Department of Applied Mathematics and Statistics, Stony Brook University, Stony Brook, NY, United States.
Laufer Center for Physical and Quantitative Biology, Stony Brook University, Stony Brook, NY, United States.
Front Immunol. 2021 May 10;12:671944. doi: 10.3389/fimmu.2021.671944. eCollection 2021.
Activation-induced deaminase (AID) is a key enzyme involved in antibody diversification by initiating somatic hypermutation (SHM) and class-switch recombination (CSR) of the Immunoglobulin (Ig) loci. AID preferentially targets WRC (W=A/T, R=A/G) hotspot motifs and avoids SYC (S=C/G, Y=C/T) coldspots. G-quadruplex (G4) structures are four-stranded DNA secondary structures with key functions in transcription, translation and replication. studies have shown G4s to form and bind AID in Ig switch (S) regions. Alterations in the gene encoding AID can further disrupt AID-G4 binding and reduce CSR . However, it is still unclear whether G4s form in the variable (V) region, or how they may affect SHM. To assess the possibility of G4 formation in human V regions, we analyzed germline human Ig heavy chain V (IGHV) sequences, using a pre-trained deep learning model that predicts G4 potential. This revealed that many genes from the IGHV3 and IGHV4 families are predicted to have high G4 potential in the top and bottom strand, respectively. Different IGHV alleles also showed variability in G4 potential. Using a high-resolution (G4-seq) dataset of biochemically confirmed potential G4s in IGHV genes, we validated our computational predictions. G4-seq also revealed variation between S and V regions in the distribution of potential G4s, with the V region having overall reduced G4 abundance compared to the S region. The density of AGCT motifs, where two AGC hotspots overlap on both strands, was roughly 2.6-fold greater in the V region than the Constant (C) region, which does not mutate despite having predicted G4s at similar levels. However, AGCT motifs in both V and C regions were less abundant than in S regions. mutagenesis experiments showed that G4 potentials were generally robust to mutation, although large deviations from germline states were found, mostly in framework regions. G4 potential is also associated with higher mutability of certain WRC hotspots on the same strand. In addition, CCC coldspots opposite a predicted G4 were shown to be targeted significantly more for mutation. Our overall assessment reveals plausible evidence of functional G4s forming in the Ig V region.

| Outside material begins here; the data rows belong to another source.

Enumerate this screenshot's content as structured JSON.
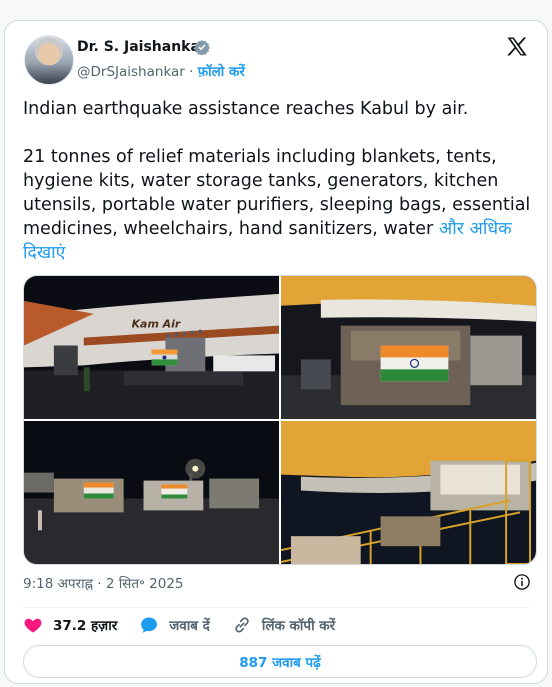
{
  "author": {
    "name": "Dr. S. Jaishankar",
    "handle": "@DrSJaishankar",
    "separator": "·",
    "follow_label": "फ़ॉलो करें"
  },
  "tweet": {
    "line1": "Indian earthquake assistance reaches Kabul by air.",
    "body_lines": [
      "21 tonnes of relief materials including blankets, tents,",
      "hygiene kits, water storage tanks, generators, kitchen",
      "utensils, portable water purifiers, sleeping bags, essential",
      "medicines, wheelchairs, hand sanitizers, water"
    ],
    "show_more_1": "और अधिक",
    "show_more_2": "दिखाएं"
  },
  "photos": [
    {
      "name": "photo-plane-kam-air",
      "plane_text": "Kam Air"
    },
    {
      "name": "photo-cargo-hold-flag"
    },
    {
      "name": "photo-trucks-night"
    },
    {
      "name": "photo-loading-platform"
    }
  ],
  "meta": {
    "time": "9:18 अपराह्न",
    "dot": "·",
    "date": "2 सित॰ 2025"
  },
  "actions": {
    "likes": "37.2 हज़ार",
    "reply": "जवाब दें",
    "copy_link": "लिंक कॉपी करें"
  },
  "replies_button": "887 जवाब पढ़ें",
  "colors": {
    "accent": "#1d9bf0",
    "like": "#f91880",
    "secondary_text": "#536471"
  },
  "icons": [
    "verified-badge-icon",
    "x-logo-icon",
    "info-icon",
    "heart-icon",
    "reply-bubble-icon",
    "link-icon"
  ]
}
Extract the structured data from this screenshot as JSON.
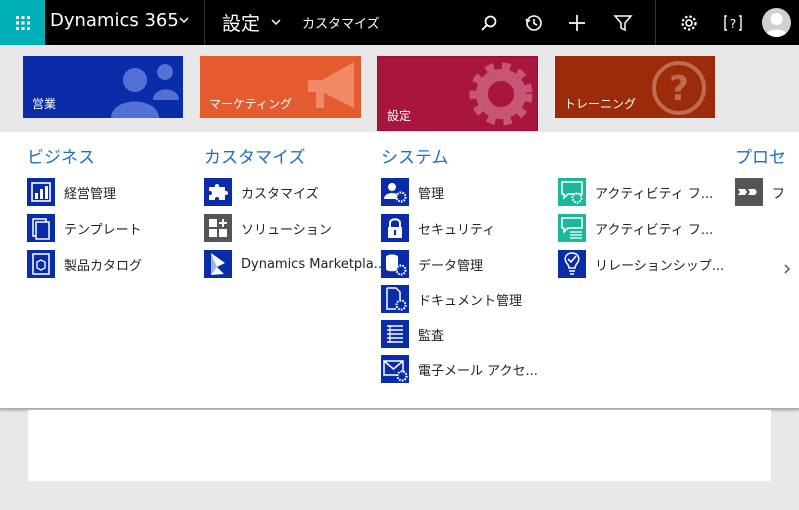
{
  "topbar": {
    "app_name": "Dynamics 365",
    "breadcrumb_area": "設定",
    "breadcrumb_page": "カスタマイズ"
  },
  "tiles": [
    {
      "label": "営業",
      "color": "#0b2ca8"
    },
    {
      "label": "マーケティング",
      "color": "#e35b2e"
    },
    {
      "label": "設定",
      "color": "#a8163d"
    },
    {
      "label": "トレーニング",
      "color": "#9b2b0a"
    }
  ],
  "columns": {
    "business": {
      "title": "ビジネス",
      "items": [
        {
          "label": "経営管理",
          "icon": "chart-report-icon"
        },
        {
          "label": "テンプレート",
          "icon": "templates-icon"
        },
        {
          "label": "製品カタログ",
          "icon": "product-catalog-icon"
        }
      ]
    },
    "customize": {
      "title": "カスタマイズ",
      "items": [
        {
          "label": "カスタマイズ",
          "icon": "puzzle-icon"
        },
        {
          "label": "ソリューション",
          "icon": "solutions-icon"
        },
        {
          "label": "Dynamics Marketpla...",
          "icon": "dynamics-marketplace-icon"
        }
      ]
    },
    "system": {
      "title": "システム",
      "items": [
        {
          "label": "管理",
          "icon": "administration-icon"
        },
        {
          "label": "セキュリティ",
          "icon": "lock-icon"
        },
        {
          "label": "データ管理",
          "icon": "data-management-icon"
        },
        {
          "label": "ドキュメント管理",
          "icon": "document-management-icon"
        },
        {
          "label": "監査",
          "icon": "auditing-icon"
        },
        {
          "label": "電子メール アクセ...",
          "icon": "email-config-icon"
        }
      ]
    },
    "system2": {
      "items": [
        {
          "label": "アクティビティ フ...",
          "icon": "activity-feeds-config-icon"
        },
        {
          "label": "アクティビティ フ...",
          "icon": "activity-feeds-rules-icon"
        },
        {
          "label": "リレーションシップ...",
          "icon": "relationship-insights-icon"
        }
      ]
    },
    "process": {
      "title": "プロセ",
      "items": [
        {
          "label": "フ",
          "icon": "process-center-icon"
        }
      ]
    }
  },
  "colors": {
    "waffle": "#00b0b9",
    "heading": "#1e6fbf",
    "icon_blue": "#0b2ca8",
    "icon_teal": "#1bb79b",
    "icon_gray": "#555555"
  }
}
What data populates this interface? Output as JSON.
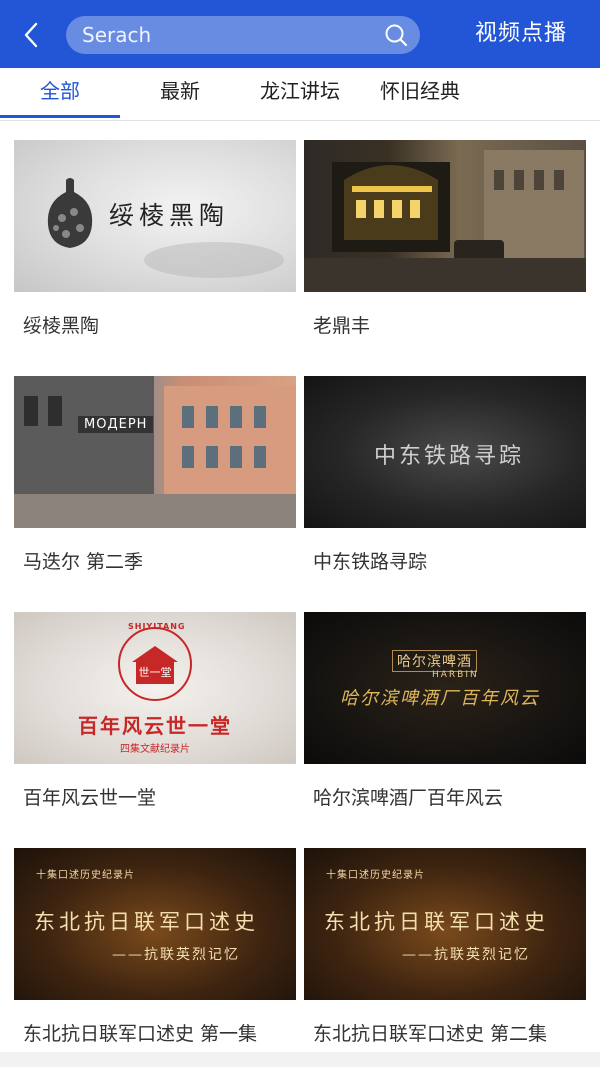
{
  "header": {
    "back_icon": "chevron-left-icon",
    "search_placeholder": "Serach",
    "search_icon": "search-icon",
    "title": "视频点播"
  },
  "tabs": [
    {
      "label": "全部",
      "active": true
    },
    {
      "label": "最新",
      "active": false
    },
    {
      "label": "龙江讲坛",
      "active": false
    },
    {
      "label": "怀旧经典",
      "active": false
    }
  ],
  "videos": [
    {
      "title": "绥棱黑陶",
      "thumb_text": "绥棱黑陶"
    },
    {
      "title": "老鼎丰",
      "thumb_text": ""
    },
    {
      "title": "马迭尔 第二季",
      "thumb_text": "МОДЕРН"
    },
    {
      "title": "中东铁路寻踪",
      "thumb_text": "中东铁路寻踪"
    },
    {
      "title": "百年风云世一堂",
      "thumb_text": "百年风云世一堂",
      "thumb_sub": "四集文献纪录片",
      "thumb_logo": "SHIYITANG",
      "thumb_seal": "世一堂"
    },
    {
      "title": "哈尔滨啤酒厂百年风云",
      "thumb_text": "哈尔滨啤酒厂百年风云",
      "thumb_logo": "哈尔滨啤酒",
      "thumb_sub": "HARBIN"
    },
    {
      "title": "东北抗日联军口述史 第一集",
      "thumb_text": "东北抗日联军口述史",
      "thumb_top": "十集口述历史纪录片",
      "thumb_sub": "——抗联英烈记忆"
    },
    {
      "title": "东北抗日联军口述史 第二集",
      "thumb_text": "东北抗日联军口述史",
      "thumb_top": "十集口述历史纪录片",
      "thumb_sub": "——抗联英烈记忆"
    }
  ],
  "colors": {
    "brand_blue": "#2256d6",
    "text": "#333333"
  }
}
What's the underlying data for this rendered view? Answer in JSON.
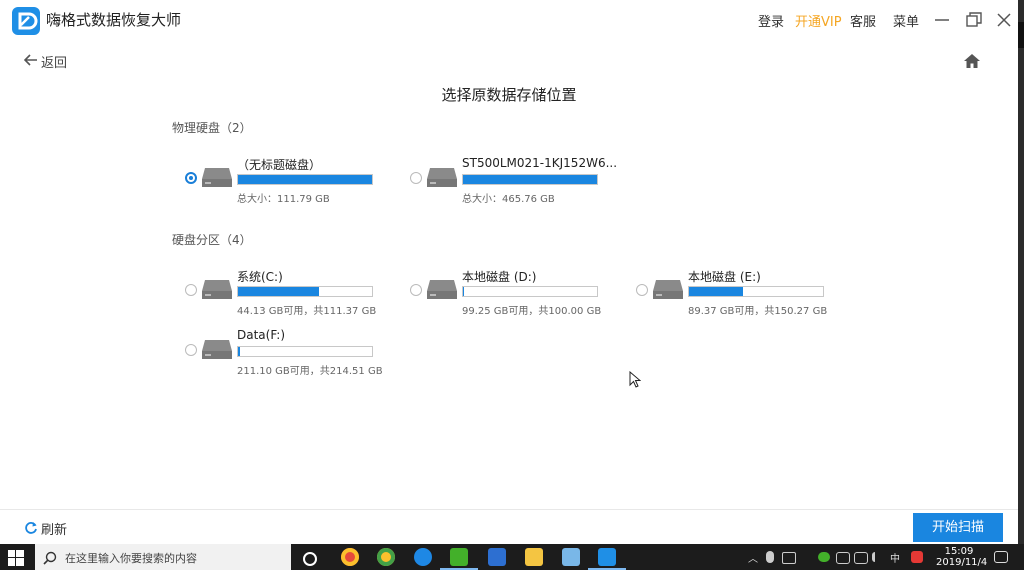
{
  "window": {
    "app_title": "嗨格式数据恢复大师",
    "links": {
      "login": "登录",
      "vip": "开通VIP",
      "support": "客服",
      "menu": "菜单"
    }
  },
  "nav": {
    "back_label": "返回"
  },
  "page": {
    "title": "选择原数据存储位置"
  },
  "physical": {
    "label": "物理硬盘（2）",
    "disks": [
      {
        "name": "（无标题磁盘）",
        "info": "总大小：111.79 GB",
        "fill": 1.0,
        "selected": true
      },
      {
        "name": "ST500LM021-1KJ152W6...",
        "info": "总大小：465.76 GB",
        "fill": 1.0,
        "selected": false
      }
    ]
  },
  "partitions": {
    "label": "硬盘分区（4）",
    "items": [
      {
        "name": "系统(C:)",
        "info": "44.13 GB可用，共111.37 GB",
        "fill": 0.604
      },
      {
        "name": "本地磁盘 (D:)",
        "info": "99.25 GB可用，共100.00 GB",
        "fill": 0.0075
      },
      {
        "name": "本地磁盘 (E:)",
        "info": "89.37 GB可用，共150.27 GB",
        "fill": 0.405
      },
      {
        "name": "Data(F:)",
        "info": "211.10 GB可用，共214.51 GB",
        "fill": 0.016
      }
    ]
  },
  "footer": {
    "refresh_label": "刷新",
    "start_label": "开始扫描"
  },
  "taskbar": {
    "search_placeholder": "在这里输入你要搜索的内容",
    "ime": "中",
    "time": "15:09",
    "date": "2019/11/4"
  },
  "colors": {
    "accent": "#1a86e0",
    "vip": "#f5a623",
    "taskbar": "#1c1c1c"
  },
  "icons": [
    "app-logo-icon",
    "minimize-icon",
    "restore-icon",
    "close-icon",
    "back-arrow-icon",
    "home-icon",
    "disk-icon",
    "refresh-icon",
    "windows-start-icon",
    "search-icon"
  ]
}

激活诱导的脱氨酶(AID)是一种关键酶,通过启动免疫球蛋白(Ig)基因座的体细胞超突变(SHM)和类别转换重组(CSR),参与抗体多样性的产生。AID 优先靶向 WRC(W=A/T,R=A/G)热点基序,并避开 SYC(S=C/G,Y=C/T)冷点。G-四链体(G4)结构是具有关键转录、翻译和复制功能的四链 DNA 二级结构。研究表明,G4 可在 Ig 开关(S)区形成并结合 AID。AID 编码基因的改变进一步破坏了 AID-G4 结合并减少了 CSR。然而,目前尚不清楚 G4 是否在可变(V)区形成,或者它们如何影响 SHM。为了评估 G4 在人类 V 区形成的可能性,我们使用预先训练的深度学习模型分析了人类 Ig 重链 V(IGHV)基因的种系序列,该模型预测 G4 的潜力。结果表明,IGHV3 和 IGHV4 家族的许多基因在顶链和底链上分别具有高 G4 潜力。不同的 IGHV 等位基因在 G4 潜力上也存在差异。使用生物化学确认的IGHV 基因中潜在 G4 的高分辨率(G4-seq)数据集,我们验证了我们的计算预测。G4-seq 还揭示了 S 区和 V 区之间潜在 G4 分布的差异,与 S 区相比,V 区的 G4 丰度总体上降低。在 V 区中,两条 AGC 热点在两条链上重叠的 AGCT 基序的密度比不变区(C)高约 2.6 倍,尽管 C 区具有类似水平的预测 G4,但 C 区不发生突变。然而,V 区和 C 区的 AGCT 基序都比 S 区少。G4 突变实验表明,G4 潜力通常对突变具有鲁棒性,尽管发现了与种系状态的较大偏差,主要在框架区。G4 潜力还与同一链上某些 WRC 热点的更高突变率相关。此外,与预测的 G4 相对的 CCC 冷点被证明显著更容易成为突变的靶标。我们的整体评估揭示了 Ig V 区形成功能 G4 的合理证据。